As time goes by, new technologies are generated that in one way or another facilitate and optimize activities that are developed by human beings, for instance, unmanned aerial vehicles (UAVs), which can perform functions ranging from carrying out missions for search and rescue, and surveillance; until carrying out activities oriented to the collection of geological data [1–3]. A good example is the case of the Ingenuity UAV that is part of the Mars 2020 mission, which has the task of exploring the surface of the planet Mars to plan the best route for the Rover Perseverance to follow. To achieve this objective, it is necessary to develop an automatic flight system, which in turn requires a flight data acquisition system. These data can be processed by a closed control system (flight controller) and determine the orders to be followed by the aircraft's operating surfaces [1, 4].
The objective of the work is to know the status of the UAV during the flight (the flight parameters), as well as the aerodynamic characteristics that are calculated in real time, and to be able to determine the best UAV flight regime as well as to be able to serve as input signals for an automatic control system. The drone has been manufactured and programmed from scratch. Within the flight data we can find parameters such as: height, spatial position and geoposition, flight speed, consumption and performance of the brushless motor.
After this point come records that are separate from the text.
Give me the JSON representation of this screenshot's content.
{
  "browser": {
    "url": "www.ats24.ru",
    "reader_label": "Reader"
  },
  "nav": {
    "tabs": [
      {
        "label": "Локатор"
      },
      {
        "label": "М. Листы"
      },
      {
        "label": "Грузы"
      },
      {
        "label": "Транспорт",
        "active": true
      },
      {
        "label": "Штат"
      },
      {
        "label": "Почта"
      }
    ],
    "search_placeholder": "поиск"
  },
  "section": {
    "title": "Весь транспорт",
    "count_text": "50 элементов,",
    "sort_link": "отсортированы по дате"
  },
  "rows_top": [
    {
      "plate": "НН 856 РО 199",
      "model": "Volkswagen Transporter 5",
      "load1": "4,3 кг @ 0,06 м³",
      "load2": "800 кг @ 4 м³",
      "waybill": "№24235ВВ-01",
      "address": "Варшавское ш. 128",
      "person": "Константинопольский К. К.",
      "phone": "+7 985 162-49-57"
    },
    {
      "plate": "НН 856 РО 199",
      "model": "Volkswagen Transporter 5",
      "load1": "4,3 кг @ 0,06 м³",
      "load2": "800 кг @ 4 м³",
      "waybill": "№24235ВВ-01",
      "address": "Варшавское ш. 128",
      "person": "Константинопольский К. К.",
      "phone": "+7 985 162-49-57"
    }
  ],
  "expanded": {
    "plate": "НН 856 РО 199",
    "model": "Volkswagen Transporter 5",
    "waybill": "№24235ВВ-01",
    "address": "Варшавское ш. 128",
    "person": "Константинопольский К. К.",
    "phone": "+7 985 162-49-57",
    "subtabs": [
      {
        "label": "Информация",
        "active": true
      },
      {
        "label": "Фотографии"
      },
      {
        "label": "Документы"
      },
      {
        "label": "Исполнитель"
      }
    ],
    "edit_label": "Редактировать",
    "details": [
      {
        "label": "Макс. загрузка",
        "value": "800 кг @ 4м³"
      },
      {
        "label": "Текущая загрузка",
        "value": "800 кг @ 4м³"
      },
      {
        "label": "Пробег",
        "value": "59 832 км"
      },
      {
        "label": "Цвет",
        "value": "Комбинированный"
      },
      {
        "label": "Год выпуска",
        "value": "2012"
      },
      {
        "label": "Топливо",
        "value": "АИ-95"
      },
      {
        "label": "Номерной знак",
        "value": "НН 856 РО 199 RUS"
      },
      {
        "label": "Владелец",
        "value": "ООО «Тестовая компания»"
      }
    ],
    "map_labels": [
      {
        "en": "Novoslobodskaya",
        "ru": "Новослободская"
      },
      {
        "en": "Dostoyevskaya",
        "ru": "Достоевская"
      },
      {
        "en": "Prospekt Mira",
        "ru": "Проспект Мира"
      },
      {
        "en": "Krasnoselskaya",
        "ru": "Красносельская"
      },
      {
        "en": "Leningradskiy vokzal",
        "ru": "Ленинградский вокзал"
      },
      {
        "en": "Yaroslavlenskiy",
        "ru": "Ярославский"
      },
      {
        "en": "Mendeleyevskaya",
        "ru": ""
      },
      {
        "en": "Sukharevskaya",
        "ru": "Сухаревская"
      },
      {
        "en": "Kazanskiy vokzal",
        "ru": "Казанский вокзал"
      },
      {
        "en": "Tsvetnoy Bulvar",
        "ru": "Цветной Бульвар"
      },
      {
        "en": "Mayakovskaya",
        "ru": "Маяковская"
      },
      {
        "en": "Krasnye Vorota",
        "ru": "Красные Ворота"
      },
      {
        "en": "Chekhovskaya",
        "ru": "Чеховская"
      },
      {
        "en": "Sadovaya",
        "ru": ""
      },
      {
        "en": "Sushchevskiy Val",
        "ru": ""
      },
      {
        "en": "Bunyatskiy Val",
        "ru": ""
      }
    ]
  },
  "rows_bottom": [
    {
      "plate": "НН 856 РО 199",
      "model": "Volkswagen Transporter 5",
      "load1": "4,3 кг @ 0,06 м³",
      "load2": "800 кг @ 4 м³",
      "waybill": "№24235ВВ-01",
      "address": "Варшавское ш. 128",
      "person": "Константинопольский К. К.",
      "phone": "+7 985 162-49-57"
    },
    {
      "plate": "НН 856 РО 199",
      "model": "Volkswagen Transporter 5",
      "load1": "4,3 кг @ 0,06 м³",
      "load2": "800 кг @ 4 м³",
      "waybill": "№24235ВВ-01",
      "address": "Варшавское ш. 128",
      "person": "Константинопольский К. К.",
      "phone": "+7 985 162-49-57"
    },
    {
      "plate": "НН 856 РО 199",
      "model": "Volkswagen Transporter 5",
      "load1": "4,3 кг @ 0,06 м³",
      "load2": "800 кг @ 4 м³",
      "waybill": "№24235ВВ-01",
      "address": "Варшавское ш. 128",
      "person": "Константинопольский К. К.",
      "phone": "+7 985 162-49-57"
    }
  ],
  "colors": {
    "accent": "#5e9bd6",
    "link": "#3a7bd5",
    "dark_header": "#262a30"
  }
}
Special care has been taken in obtaining the spatial position; since the use of Euler angles to describe the UAV's spatial orientation is exposed to the gimbal block, the system was programmed to obtain quaternions and is subsequently converted to Euler angles (for later visualization) using of the formulas exposed in . The microcontroller used is an ARM-Cortex M7 which is mounted on the STM32F103C8 board. This microcontroller together with the code, programmed in C, oversee instructions for the data acquisition to be written in the microSD, where they will be stored for posthumous analysis by the pilot. The microcontroller used has the following characteristics: 32 bit / ARM architecture and 64 KB flash memory. On the other hand, the code used has a series of libraries, corresponding to each of the sensors that we have used.
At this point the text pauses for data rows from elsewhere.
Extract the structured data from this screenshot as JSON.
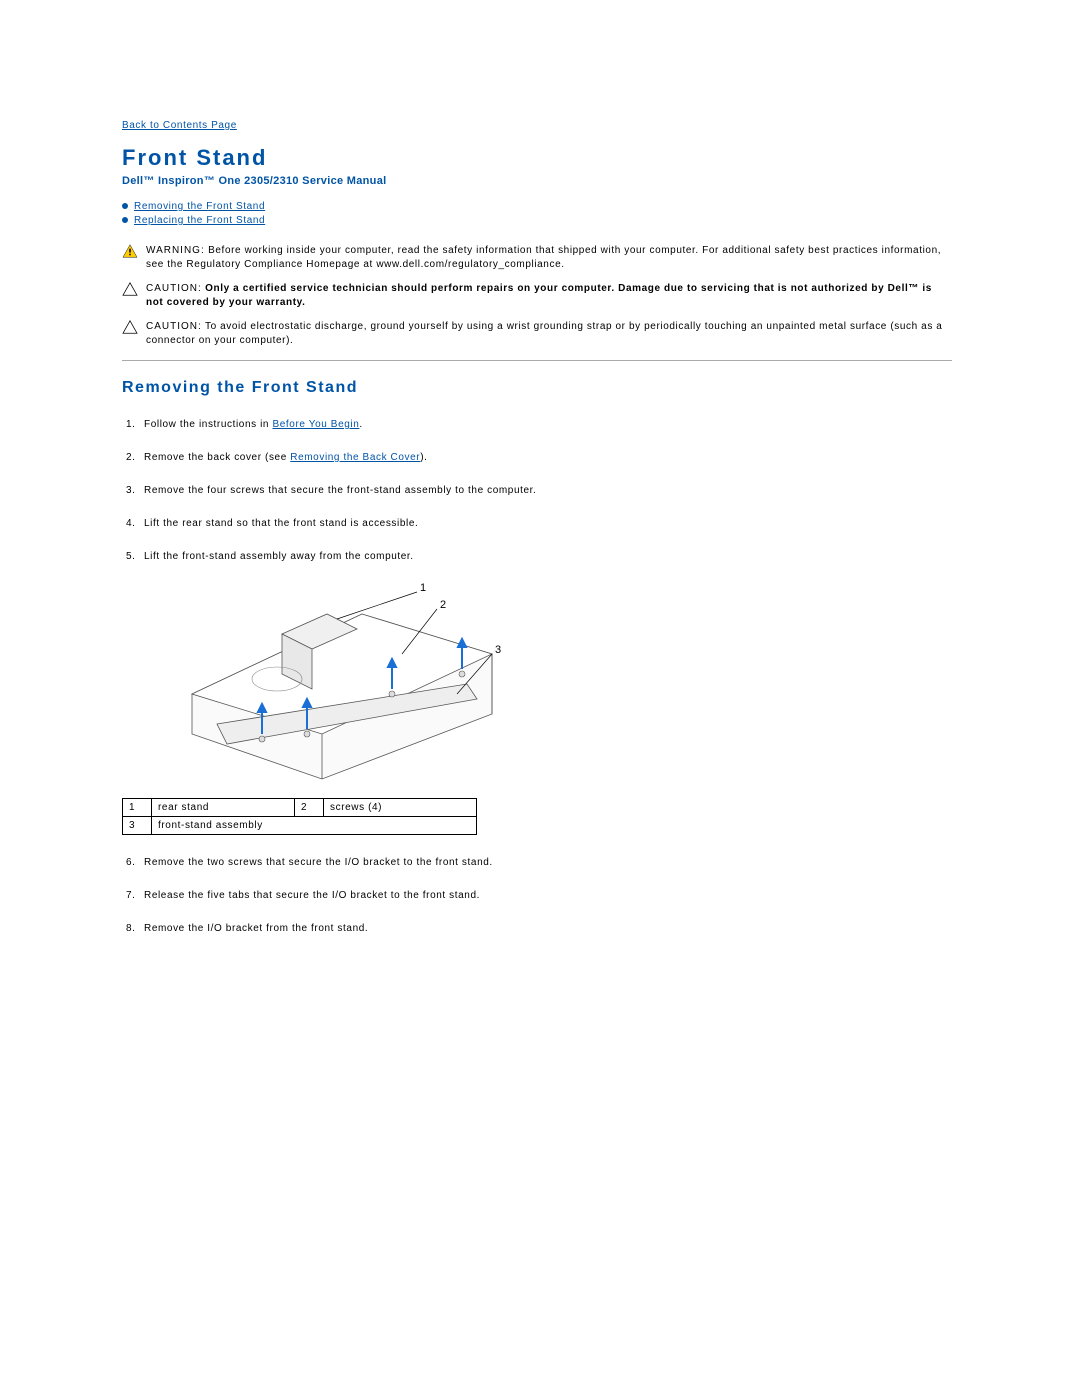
{
  "nav": {
    "back_link": "Back to Contents Page"
  },
  "header": {
    "title": "Front Stand",
    "subtitle": "Dell™ Inspiron™ One 2305/2310 Service Manual"
  },
  "toc": {
    "items": [
      {
        "label": "Removing the Front Stand"
      },
      {
        "label": "Replacing the Front Stand"
      }
    ]
  },
  "notices": {
    "warning_label": "WARNING:",
    "warning_text": " Before working inside your computer, read the safety information that shipped with your computer. For additional safety best practices information, see the Regulatory Compliance Homepage at www.dell.com/regulatory_compliance.",
    "caution1_label": "CAUTION:",
    "caution1_text": " Only a certified service technician should perform repairs on your computer. Damage due to servicing that is not authorized by Dell™ is not covered by your warranty.",
    "caution2_label": "CAUTION:",
    "caution2_text": " To avoid electrostatic discharge, ground yourself by using a wrist grounding strap or by periodically touching an unpainted metal surface (such as a connector on your computer)."
  },
  "section": {
    "title": "Removing the Front Stand"
  },
  "steps": {
    "s1_prefix": "Follow the instructions in ",
    "s1_link": "Before You Begin",
    "s1_suffix": ".",
    "s2_prefix": "Remove the back cover (see ",
    "s2_link": "Removing the Back Cover",
    "s2_suffix": ").",
    "s3": "Remove the four screws that secure the front-stand assembly to the computer.",
    "s4": "Lift the rear stand so that the front stand is accessible.",
    "s5": "Lift the front-stand assembly away from the computer.",
    "s6": "Remove the two screws that secure the I/O bracket to the front stand.",
    "s7": "Release the five tabs that secure the I/O bracket to the front stand.",
    "s8": "Remove the I/O bracket from the front stand."
  },
  "callouts": {
    "c1": "1",
    "c2": "2",
    "c3": "3"
  },
  "parts": {
    "r1n": "1",
    "r1l": "rear stand",
    "r2n": "2",
    "r2l": "screws (4)",
    "r3n": "3",
    "r3l": "front-stand assembly"
  }
}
The results obtained in flight tests show that the system can collect flight data from takeoff to landing, calculating the aerodynamic characteristics in real time, and saving the data in real time in a microSD memory. The sensor data was observed to have one of the following two errors, random error, or dynamic error. To reduce these errors in future work, it is proposed to use complementary filters and Kalman filters. It was also observed that the speed of response is slower the more sensors are included in the system, so a real-time operating system will be developed to effectively manage the tasks (data collection from each sensor).